The solution provide the excution of two queries programmatically. The first check if columkn exist for the table in the INFORMATION_SCHEMA and the secon add the column to the SELECT if the column exist otherwise add it with the default value.

Is there a way to do it in Dremio without making two query programatically?

@stefano.castoldi Once Dremio does schema learning, it should automatically learn the new column, fill in values in Parquet files it exists and leave the rest as null, just to test this, what if you run the below query
select * from <application_table_name> where <column_name> is not null

If this returns the right set of rows which means the rows where the column exists then we can write a CASE statement. If this query returns all rows including the ones the column does not exists then check the value of this column when it foes not exists and use that logic

@balaji.ramaswamy I don’t understand what you mean.

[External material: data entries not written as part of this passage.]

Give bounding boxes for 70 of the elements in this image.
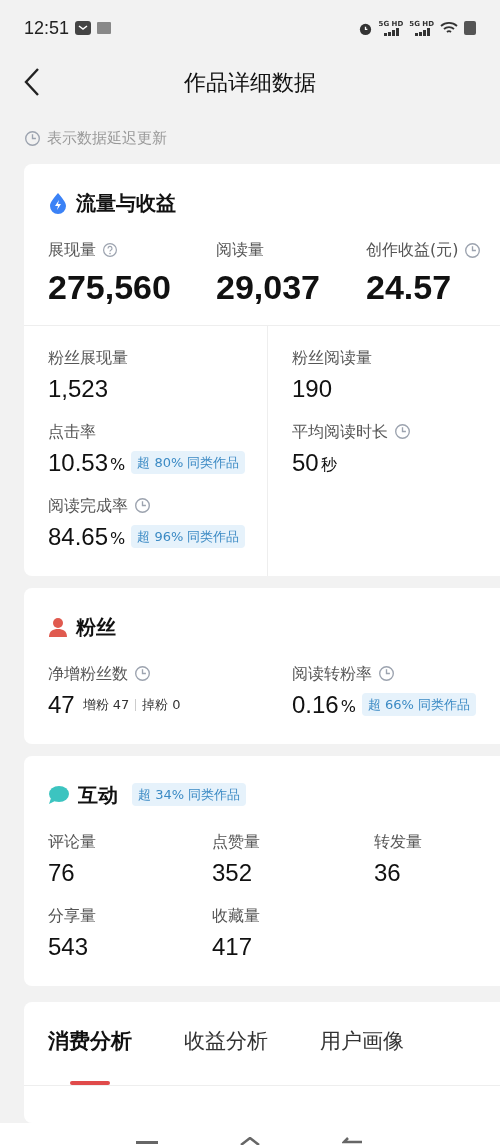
bolt-drop-icon (48, 192, 68, 214)
signal-icon (381, 27, 400, 36)
clock-icon (394, 423, 411, 440)
back-nav-icon[interactable] (341, 1137, 364, 1145)
metric-label: 转发量 (374, 830, 422, 853)
metric-label: 阅读量 (216, 239, 264, 261)
section-title: 粉丝 (76, 613, 116, 641)
analysis-tab[interactable]: 收益分析 (184, 1025, 268, 1085)
clock-icon (134, 665, 151, 682)
metric-label: 点赞量 (212, 830, 260, 853)
metric-label: 评论量 (48, 830, 96, 853)
rank-badge: 超 96% 同类作品 (131, 524, 246, 549)
section-title: 流量与收益 (76, 190, 176, 217)
unit-label: % (340, 695, 356, 718)
metric-label: 阅读完成率 (48, 494, 128, 517)
metric-value: 29,037 (216, 267, 320, 308)
rank-badge: 超 80% 同类作品 (131, 450, 246, 475)
wifi-icon (440, 21, 458, 35)
back-icon[interactable] (22, 67, 42, 97)
menu-nav-icon[interactable] (136, 1139, 159, 1145)
metric-label: 粉丝阅读量 (292, 346, 372, 369)
metric-value: 47 (48, 689, 75, 720)
metric-label: 阅读转粉率 (292, 662, 372, 685)
metric-value: 50 (292, 447, 319, 478)
unit-label: % (110, 453, 126, 476)
loss-value: 0 (172, 695, 181, 714)
mail-icon (75, 21, 92, 35)
clock-icon (464, 241, 482, 259)
chat-bubble-icon (48, 784, 70, 805)
clock-icon (134, 497, 151, 514)
metric-value: 24.57 (366, 267, 452, 308)
rank-badge: 超 34% 同类作品 (132, 782, 247, 807)
metric-value: 36 (374, 857, 401, 888)
metric-value: 10.53 (48, 447, 109, 478)
battery-icon (464, 21, 476, 35)
loss-label: 掉粉 (142, 695, 169, 714)
metric-label: 展现量 (48, 239, 96, 261)
page-title: 作品详细数据 (184, 68, 316, 97)
unit-label: 秒 (320, 453, 337, 476)
metric-value: 76 (48, 857, 75, 888)
metric-value: 417 (212, 931, 253, 962)
unit-label: % (110, 527, 126, 550)
clock-icon (24, 129, 41, 147)
home-nav-icon[interactable] (239, 1137, 261, 1145)
metric-value: 190 (292, 373, 333, 404)
gain-value: 47 (112, 695, 130, 714)
rank-badge: 超 66% 同类作品 (361, 692, 477, 717)
metric-label: 收藏量 (212, 904, 260, 927)
section-title: 互动 (78, 781, 118, 809)
metric-value: 84.65 (48, 521, 109, 552)
metric-label: 净增粉丝数 (48, 662, 128, 685)
metric-label: 平均阅读时长 (292, 420, 388, 443)
app-icon (97, 22, 112, 34)
metric-label: 分享量 (48, 904, 96, 927)
metric-value: 543 (48, 931, 89, 962)
metric-label: 粉丝展现量 (48, 346, 128, 369)
analysis-tab[interactable]: 用户画像 (320, 1025, 404, 1085)
person-icon (48, 616, 68, 637)
metric-label: 点击率 (48, 420, 96, 443)
clock-icon (378, 665, 395, 682)
gain-label: 增粉 (82, 695, 109, 714)
status-time: 12:51 (24, 16, 70, 40)
metric-value: 0.16 (292, 689, 339, 720)
metric-value: 352 (212, 857, 253, 888)
metric-value: 1,523 (48, 373, 109, 404)
analysis-tab[interactable]: 消费分析 (48, 1025, 132, 1085)
delay-note: 表示数据延迟更新 (47, 127, 167, 149)
signal-icon (412, 27, 431, 36)
metric-label: 创作收益(元) (366, 239, 459, 261)
metric-value: 275,560 (48, 267, 171, 308)
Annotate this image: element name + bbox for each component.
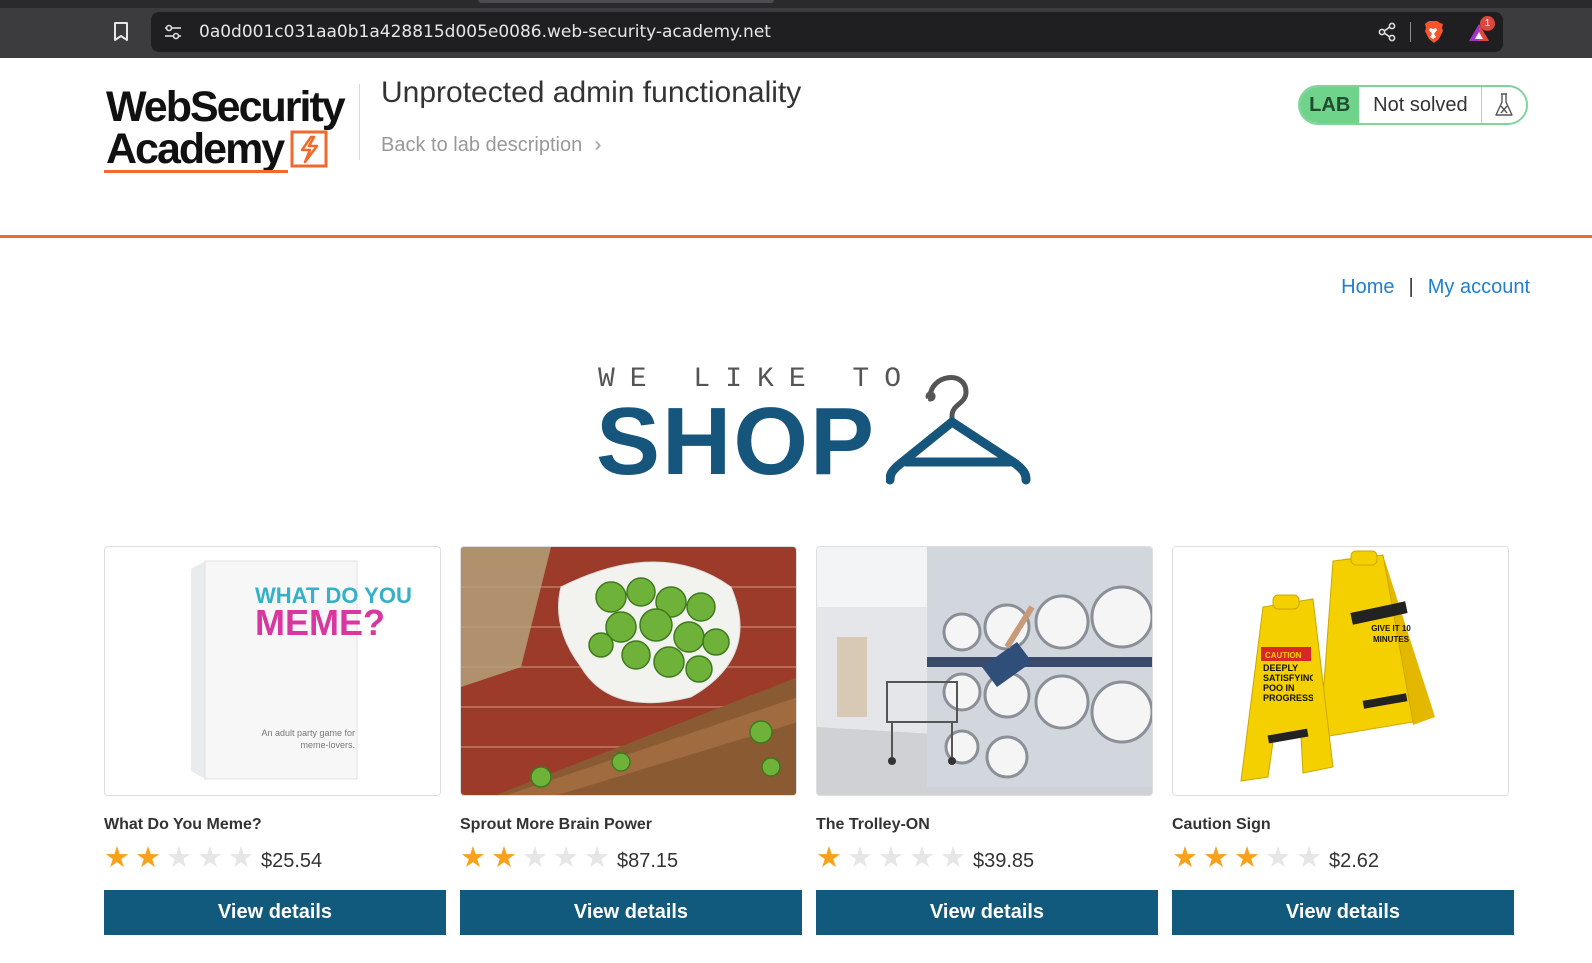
star-filled-icon: ★ [491, 842, 517, 874]
product-image[interactable] [460, 546, 797, 796]
caution-label: CAUTION [1265, 651, 1302, 660]
meme-box-line2: MEME? [255, 602, 385, 643]
bookmark-icon[interactable] [110, 20, 132, 44]
product-image[interactable]: WHAT DO YOU MEME? An adult party game fo… [104, 546, 441, 796]
hanger-icon [885, 368, 1036, 488]
rewards-badge: 1 [1480, 16, 1495, 31]
product-image[interactable]: CAUTION DEEPLY SATISFYING POO IN PROGRES… [1172, 546, 1509, 796]
product-price: $87.15 [617, 849, 679, 872]
star-empty-icon: ★ [584, 842, 610, 874]
shop-banner: WE LIKE TO SHOP [596, 360, 1036, 490]
rating-stars: ★ ★ ★ ★ ★ [1172, 842, 1327, 874]
star-empty-icon: ★ [553, 842, 579, 874]
product-card: The Trolley-ON ★ ★ ★ ★ ★ $39.85 View details [816, 546, 1158, 935]
url-divider [1410, 22, 1411, 42]
star-filled-icon: ★ [816, 842, 842, 874]
rating-stars: ★ ★ ★ ★ ★ [460, 842, 615, 874]
active-tab-indicator [478, 0, 774, 3]
meme-box-tagline: An adult party game for meme-lovers. [261, 728, 355, 750]
view-details-button[interactable]: View details [1172, 890, 1514, 935]
star-empty-icon: ★ [940, 842, 966, 874]
star-filled-icon: ★ [1234, 842, 1260, 874]
lab-title: Unprotected admin functionality [381, 76, 802, 109]
rating-stars: ★ ★ ★ ★ ★ [816, 842, 971, 874]
brave-shields-icon[interactable] [1421, 20, 1445, 44]
url-text[interactable]: 0a0d001c031aa0b1a428815d005e0086.web-sec… [199, 12, 771, 52]
second-sign-message: GIVE IT 10 MINUTES [1371, 624, 1411, 644]
view-details-button[interactable]: View details [816, 890, 1158, 935]
star-filled-icon: ★ [460, 842, 486, 874]
product-name: Sprout More Brain Power [460, 816, 653, 833]
star-empty-icon: ★ [228, 842, 254, 874]
star-filled-icon: ★ [104, 842, 130, 874]
product-card: WHAT DO YOU MEME? An adult party game fo… [104, 546, 446, 935]
product-image[interactable] [816, 546, 1153, 796]
star-empty-icon: ★ [197, 842, 223, 874]
logo-underline [104, 170, 288, 173]
lab-status-text: Not solved [1359, 87, 1483, 123]
browser-toolbar: 0a0d001c031aa0b1a428815d005e0086.web-sec… [0, 0, 1592, 58]
caution-sign-message: DEEPLY SATISFYING POO IN PROGRESS [1263, 663, 1313, 703]
flask-icon [1482, 87, 1526, 123]
star-filled-icon: ★ [1203, 842, 1229, 874]
tab-strip [0, 0, 1592, 8]
star-empty-icon: ★ [166, 842, 192, 874]
view-details-button[interactable]: View details [460, 890, 802, 935]
star-empty-icon: ★ [1296, 842, 1322, 874]
web-security-academy-logo[interactable]: WebSecurity Academy [104, 80, 354, 190]
lab-badge: LAB [1300, 87, 1360, 123]
logo-line1: WebSecurity [106, 83, 346, 131]
top-nav: Home | My account [1341, 276, 1530, 299]
product-rating: ★ ★ ★ ★ ★ $39.85 [816, 842, 1158, 874]
rating-stars: ★ ★ ★ ★ ★ [104, 842, 259, 874]
logo-line2: Academy [106, 125, 285, 173]
product-card: Sprout More Brain Power ★ ★ ★ ★ ★ $87.15 Vie… [460, 546, 802, 935]
lab-header: WebSecurity Academy Unprotected admin fu… [0, 58, 1592, 238]
double-chevron-right-icon: ›› [594, 134, 603, 156]
product-rating: ★ ★ ★ ★ ★ $2.62 [1172, 842, 1514, 874]
nav-my-account-link[interactable]: My account [1428, 276, 1530, 299]
product-rating: ★ ★ ★ ★ ★ $25.54 [104, 842, 446, 874]
product-name: Caution Sign [1172, 816, 1271, 833]
header-divider [359, 84, 360, 160]
nav-separator: | [1408, 276, 1414, 298]
product-name: What Do You Meme? [104, 816, 262, 833]
star-filled-icon: ★ [1172, 842, 1198, 874]
back-link-label: Back to lab description [381, 134, 583, 156]
address-bar[interactable]: 0a0d001c031aa0b1a428815d005e0086.web-sec… [151, 12, 1503, 52]
view-details-button[interactable]: View details [104, 890, 446, 935]
back-to-lab-description-link[interactable]: Back to lab description ›› [381, 134, 604, 157]
site-settings-icon[interactable] [163, 22, 183, 42]
product-price: $25.54 [261, 849, 323, 872]
share-icon[interactable] [1376, 21, 1398, 43]
product-rating: ★ ★ ★ ★ ★ $87.15 [460, 842, 802, 874]
product-grid: WHAT DO YOU MEME? An adult party game fo… [104, 546, 1530, 946]
logo-bolt-icon [286, 128, 332, 170]
product-card: CAUTION DEEPLY SATISFYING POO IN PROGRES… [1172, 546, 1514, 935]
lab-status-widget: LAB Not solved [1298, 85, 1528, 125]
nav-home-link[interactable]: Home [1341, 276, 1394, 299]
star-empty-icon: ★ [909, 842, 935, 874]
star-empty-icon: ★ [847, 842, 873, 874]
star-empty-icon: ★ [1265, 842, 1291, 874]
banner-shop-text: SHOP [596, 388, 877, 495]
product-price: $2.62 [1329, 849, 1380, 872]
star-empty-icon: ★ [878, 842, 904, 874]
star-empty-icon: ★ [522, 842, 548, 874]
star-filled-icon: ★ [135, 842, 161, 874]
product-price: $39.85 [973, 849, 1035, 872]
product-name: The Trolley-ON [816, 816, 930, 833]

Maybe my question was a little bit confusing.

I have two parquet file created at different time :

  • first has column1, column2, column3 when I create dremio mapping(table1) i have a table with column1, column2, column3

  • second has column1, column2, column3, column4 when I create dremio mapping (table2) i have a table with column1, column2, column3,column4

If I make your query on table1 I get an error that the column dose not exist so the query is not executed.

select * from table1 where column4 is not null

if I make the query on the second table it works, because the table2 has the column.

Can you provide me an example?

Hi @stefano.castoldi If columns 1,2,3 are same on both Parquet files, can you consider promoting them under one folder as one PDS so that dataset can have 4 columns with columns 1,2,3 having all rows while column 4 will only populate from the 2 parquet file

I know that it’s the solution, but for legacy reason I can’t do that right now. The only way to solve the problem is to it programmatically through the query of INFORMATION_SCHEMA.